The mayor of Rochester, New York has promised reforms are coming to the city’s police department following a fifth night of demonstrations over the March death of Daniel Prude, who lost consciousness after police held him down with a hood over his head.
Mayor Lovely Warren announced at a news conference on Sunday that the crisis intervention team and its budget would move from the police department to the city’s department of youth and recreation services.
Ms Warren did not provide specifics, but said the move would be part of a series of reforms planned for “the coming weeks, months and years”.
“We had a human being in a need of help, in need of compassion. In that moment we had an opportunity to protect him, to keep him warm, to bring him to safety, to begin the process of healing him and lifting him up,” Ms Warren said.
“We have to own the fact that in the moment we did not do that.”
Police chief La’Ron Singletary said he supports the need for reform in his department and is working with experts and clinicians in getting outpatient services for people with mental health issues that bring them into repeated police contact.
Ms Warren suspended the seven officers involved in Prude’s death last week after his family released police video from the March night when he was restrained on a city street.
The video shows the officers covering Prude’s head with a “spit hood” designed to protect police from bodily fluids, after he complied with being handcuffed, then pressing his face into the pavement for two minutes.
He died a week later after he was taken off life support.
The police union head said the officers were following their training.
Protests have followed each day since the family released the video on Wednesday, sometimes spawning confrontations with demonstrators and the police.
Three officers were treated at hospitals for injuries they suffered when “projectiles and incendiary devices” were hurled at them during Saturday night’s protests, lieutenant Greg Bello of the Rochester police said in a news release. Nine protesters were arrested.
The Democrat and Chronicle reported that some protesters were hit by projectiles as well as thousands marched through the streets of New York’s third-largest city.
No information about injuries to protesters was provided by police.
The marches took place as New York’s attorney general announced Saturday that a grand jury would investigate Prude’s death.
A police internal affairs investigation cleared the officers involved of any wrongdoing, concluding in April that their “actions and conduct displayed when dealing with Prude appear to be appropriate and consistent with their training.”
The seven officers were suspended on Thursday.
Protesters have called on Ms Warren and Mr Singletary to step down over the delay in releasing details of Prude’s death.
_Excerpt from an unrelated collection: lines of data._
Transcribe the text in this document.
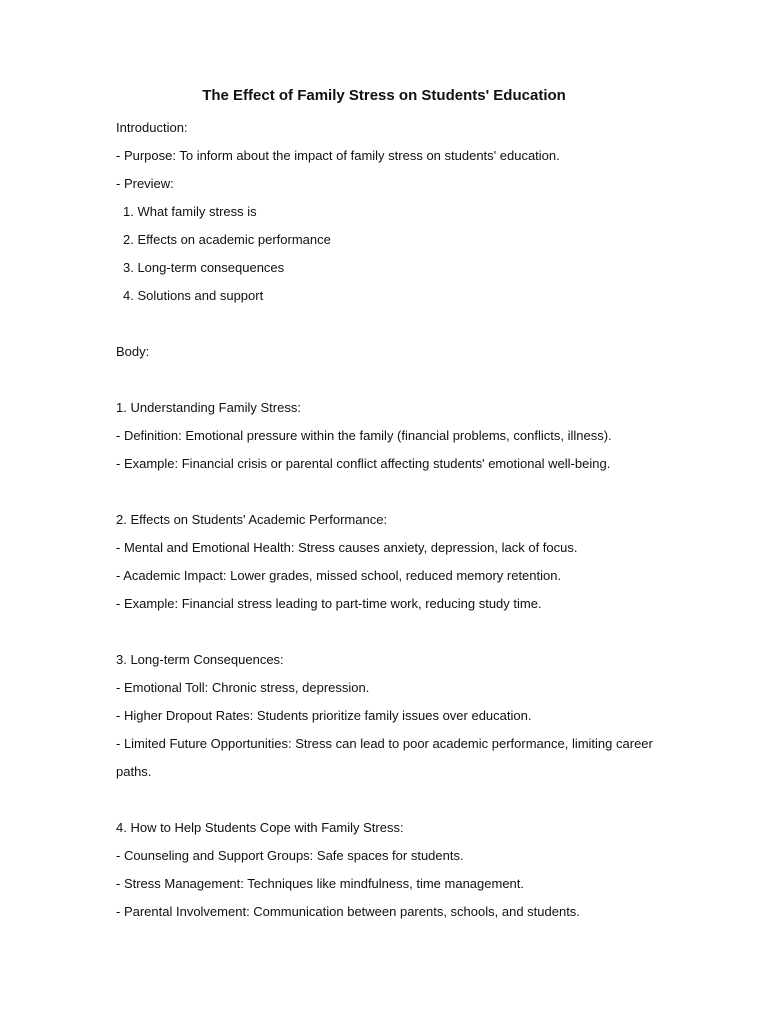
The Effect of Family Stress on Students' Education
Introduction:
- Purpose: To inform about the impact of family stress on students' education.
- Preview:
1. What family stress is
2. Effects on academic performance
3. Long-term consequences
4. Solutions and support
Body:
1. Understanding Family Stress:
- Definition: Emotional pressure within the family (financial problems, conflicts, illness).
- Example: Financial crisis or parental conflict affecting students' emotional well-being.
2. Effects on Students' Academic Performance:
- Mental and Emotional Health: Stress causes anxiety, depression, lack of focus.
- Academic Impact: Lower grades, missed school, reduced memory retention.
- Example: Financial stress leading to part-time work, reducing study time.
3. Long-term Consequences:
- Emotional Toll: Chronic stress, depression.
- Higher Dropout Rates: Students prioritize family issues over education.
- Limited Future Opportunities: Stress can lead to poor academic performance, limiting career
paths.
4. How to Help Students Cope with Family Stress:
- Counseling and Support Groups: Safe spaces for students.
- Stress Management: Techniques like mindfulness, time management.
- Parental Involvement: Communication between parents, schools, and students.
They have also demanded police accountability and legislation to change how authorities respond to mental health emergencies.
The mayor and police chief said on Sunday they had no plans to resign.
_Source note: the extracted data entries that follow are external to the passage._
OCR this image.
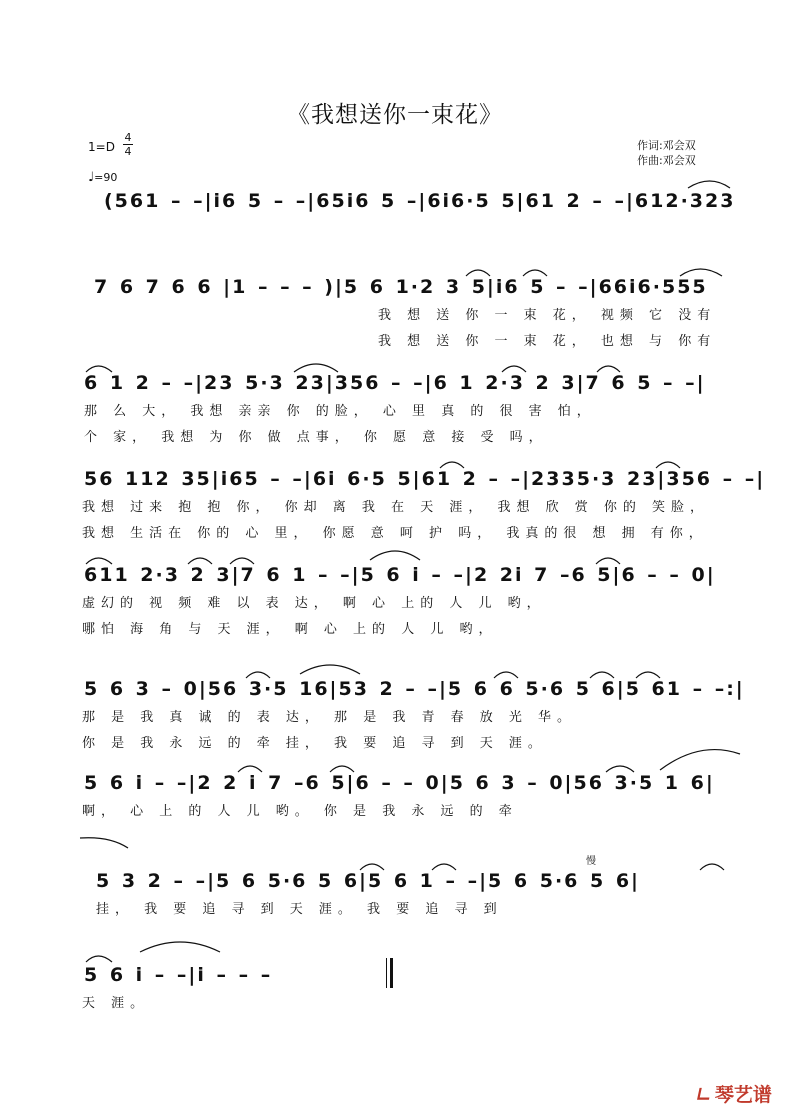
《我想送你一束花》
1=D
4
4
♩=90
作词:邓会双
作曲:邓会双
(561 – –|i6 5 – –|65i6 5 –|6i6·5 5|61 2 – –|612·323
7 6 7 6 6 |1 – – – )|5 6 1·2 3 5|i6 5 – –|66i6·555
我 想 送 你 一 束 花， 视频 它 没有
我 想 送 你 一 束 花， 也想 与 你有
6 1 2 – –|23 5·3 23|356 – –|6 1 2·3 2 3|7 6 5 – –|
那 么 大， 我想 亲亲 你 的脸， 心 里 真 的 很 害 怕，
个 家， 我想 为 你 做 点事， 你 愿 意 接 受 吗，
56 112 35|i65 – –|6i 6·5 5|61 2 – –|2335·3 23|356 – –|
我想 过来 抱 抱 你， 你却 离 我 在 天 涯， 我想 欣 赏 你的 笑脸，
我想 生活在 你的 心 里， 你愿 意 呵 护 吗， 我真的很 想 拥 有你，
611 2·3 2 3|7 6 1 – –|5 6 i – –|2 2i 7 –6 5|6 – – 0|
虚幻的 视 频 难 以 表 达， 啊 心 上的 人 儿 哟，
哪怕 海 角 与 天 涯， 啊 心 上的 人 儿 哟，
5 6 3 – 0|56 3·5 16|53 2 – –|5 6 6 5·6 5 6|5 61 – –:|
那 是 我 真 诚 的 表 达， 那 是 我 青 春 放 光 华。
你 是 我 永 远 的 牵 挂， 我 要 追 寻 到 天 涯。
5 6 i – –|2 2 i 7 –6 5|6 – – 0|5 6 3 – 0|56 3·5 1 6|
啊， 心 上 的 人 儿 哟。 你 是 我 永 远 的 牵
慢
5 3 2 – –|5 6 5·6 5 6|5 6 1 – –|5 6 5·6 5 6|
挂， 我 要 追 寻 到 天 涯。 我 要 追 寻 到
5 6 i – –|i – – –
天 涯。
∟琴艺谱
Ms Warren did not provide specifics about how the crisis intervention team’s move would change the policing of a person going through a mental health crisis.
But she said the city will double the availability of mental health professionals and work with Rochester’s Commission on Racial and Structural Equity to re-envision the police department and how it responds to mental health crises.
“The chief and I, we love our city. We were born and raised here,” she said.
“We are committed to making the necessary changes to make sure this community moves forward.”